Wie funktioniert ein Salz-Enthärter?
Ein Salz-Enthärter nutzt das Prinzip des Ionenaustauschs: Ein mit Natriumionen (Na⁺) beladenes Harz fängt die Calcium- (Ca²⁺) und Magnesiumionen (Mg²⁺) im harten Wasser auf. Im Gegenzug gibt es Natrium in das Wasser ab, das Sie konsumieren. Wenn das Harz gesättigt ist, löst das Gerät eine Regeneration aus, bei der eine Solelösung (Wasser + Salz) durch das Harz geleitet wird — und das mit Calcium und Chlorid beladene Wasser in den Abfluss entlädt.
Dieser Prozess ist wirksam bei der Reduzierung der Wasserhärte, führt aber zu zwei Hauptproblemen: einem Natriumzusatz im Trinkwasser und einer erheblichen Umweltbelastung.
Wie viel Natrium fügt ein Enthärter dem Wasser hinzu?

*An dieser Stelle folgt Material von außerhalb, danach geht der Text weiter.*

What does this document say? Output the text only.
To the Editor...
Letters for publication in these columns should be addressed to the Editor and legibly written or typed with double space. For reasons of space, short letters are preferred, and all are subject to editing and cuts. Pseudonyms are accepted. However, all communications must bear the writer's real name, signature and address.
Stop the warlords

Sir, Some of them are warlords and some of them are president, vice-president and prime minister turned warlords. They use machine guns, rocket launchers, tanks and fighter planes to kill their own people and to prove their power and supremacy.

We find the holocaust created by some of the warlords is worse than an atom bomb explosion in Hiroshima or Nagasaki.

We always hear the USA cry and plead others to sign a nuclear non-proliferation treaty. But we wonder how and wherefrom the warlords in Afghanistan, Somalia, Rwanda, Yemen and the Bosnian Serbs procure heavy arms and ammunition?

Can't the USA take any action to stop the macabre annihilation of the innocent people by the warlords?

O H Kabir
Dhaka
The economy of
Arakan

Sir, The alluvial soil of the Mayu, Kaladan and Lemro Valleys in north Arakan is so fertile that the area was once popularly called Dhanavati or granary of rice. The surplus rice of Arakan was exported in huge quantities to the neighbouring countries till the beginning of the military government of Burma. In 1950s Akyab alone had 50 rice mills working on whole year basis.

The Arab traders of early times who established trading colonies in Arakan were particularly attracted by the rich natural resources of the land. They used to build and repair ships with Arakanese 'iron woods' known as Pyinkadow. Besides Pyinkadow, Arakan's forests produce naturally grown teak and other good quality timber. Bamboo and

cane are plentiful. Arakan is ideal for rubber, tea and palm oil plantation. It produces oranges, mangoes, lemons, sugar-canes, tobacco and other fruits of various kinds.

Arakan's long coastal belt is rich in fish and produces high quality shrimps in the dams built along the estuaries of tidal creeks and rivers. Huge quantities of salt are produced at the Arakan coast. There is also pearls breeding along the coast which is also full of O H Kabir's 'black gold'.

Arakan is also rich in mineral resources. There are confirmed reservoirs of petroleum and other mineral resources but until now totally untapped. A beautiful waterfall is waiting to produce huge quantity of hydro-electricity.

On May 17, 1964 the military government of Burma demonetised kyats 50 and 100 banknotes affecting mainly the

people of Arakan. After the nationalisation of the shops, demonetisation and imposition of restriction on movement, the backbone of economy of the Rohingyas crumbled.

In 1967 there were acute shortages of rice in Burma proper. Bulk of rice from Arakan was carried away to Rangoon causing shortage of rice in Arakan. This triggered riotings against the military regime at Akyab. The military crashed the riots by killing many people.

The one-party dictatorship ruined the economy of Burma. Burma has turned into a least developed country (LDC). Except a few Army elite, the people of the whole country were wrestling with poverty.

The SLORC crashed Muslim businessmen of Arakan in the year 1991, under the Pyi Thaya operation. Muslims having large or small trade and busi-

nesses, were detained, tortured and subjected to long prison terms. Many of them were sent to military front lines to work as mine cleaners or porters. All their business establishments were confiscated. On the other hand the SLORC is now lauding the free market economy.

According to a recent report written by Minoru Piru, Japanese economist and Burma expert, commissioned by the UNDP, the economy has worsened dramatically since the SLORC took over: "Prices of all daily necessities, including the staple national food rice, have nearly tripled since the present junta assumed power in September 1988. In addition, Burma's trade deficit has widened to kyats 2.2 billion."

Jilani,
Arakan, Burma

Die Stöchiometrie des Ionenaustauschs ist präzise: Pro entferntem französischem Härtegrad (°f) fügt der Enthärter dem Wasser ca. 4,6 mg/L Natrium hinzu. In der Praxis bedeutet das:
| Wasserhärte (°f) | Hinzugefügtes Natrium (mg/L) | Geschätztes Gesamtnatrium* | Kontext |
|---|---|---|---|
| 15°f (mäßig hart) | +69 mg/L | ~80 mg/L | Unter WHO-Grenzwert |
| 25°f (hart — Großraum Paris) | +115 mg/L | ~126 mg/L | Nähert sich WHO-Grenzwert |
| 35°f (sehr hart — Nord, Jura) | +161 mg/L | ~172 mg/L | Nahe WHO-Limit (200 mg/L) |
| 40°f (extrem hart) | +184 mg/L | ~195 mg/L | WHO-Limit fast erreicht |
*Natürliches Natrium im Wasser (~11 mg/L Durchschnitt) + vom Enthärter hinzugefügtes Natrium.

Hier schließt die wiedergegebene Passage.